Ces deux projets de loi qui ont eu l’approbation des conseillers nationaux portent sur la création d’un Hôpital d’Instruction des Armées (HIA) et d’une Pharmacie Centrale des Armées (PCA). Selon le ministre des Armées, des Anciens combattants et des Victimes de guerre, Général Daoud Yaya Brahim, le processus de la réforme de l’armée à travers la mise en place de nouveaux organes, la création d’autres entités s’avère nécessaires pour de meilleures prestations de service au profit des forces de défense et de sécurité en matière de santé.

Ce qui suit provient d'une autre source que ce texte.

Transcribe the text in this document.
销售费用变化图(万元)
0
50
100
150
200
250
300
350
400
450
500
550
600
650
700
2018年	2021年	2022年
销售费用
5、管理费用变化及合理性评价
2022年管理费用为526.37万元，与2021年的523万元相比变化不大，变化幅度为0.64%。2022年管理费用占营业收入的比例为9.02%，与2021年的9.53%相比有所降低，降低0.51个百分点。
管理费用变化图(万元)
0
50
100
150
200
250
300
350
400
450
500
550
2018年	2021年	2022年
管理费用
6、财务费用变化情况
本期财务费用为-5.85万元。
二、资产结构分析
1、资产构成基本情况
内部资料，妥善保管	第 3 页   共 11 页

“L’Hôpital Militaire d’Instruction assure les besoins en santé au profit des militaires, et la Pharmacie d’approvisionnement ravitaille les différentes unités en produits pharmaceutiques. Ces organes fonctionnent avec des difficultés que la mise en place de l’Hôpital d’Instruction des Armées et la Pharmacie Centrale des Armées, sous forme des établissements publics à caractère administratif, dotés de la personnalité morale jouissant de l’autonomie financière et de gestion palliera aux manquements et autres dysfonctionnement constatés”, soutient le Général Daoud Yaya Brahim.

Aussi, relève le ministre des Armées, la PCA approvisionnera les hôpitaux et les centres de santé à titre onéreux. “Après prestation des soins aux militaires et leur ayant-droits, les hôpitaux sont remboursés par la Caisse Assurance Maladie des Armées (CAMA) dans le cadre de la couverture santé universelle”, rassure-t-il.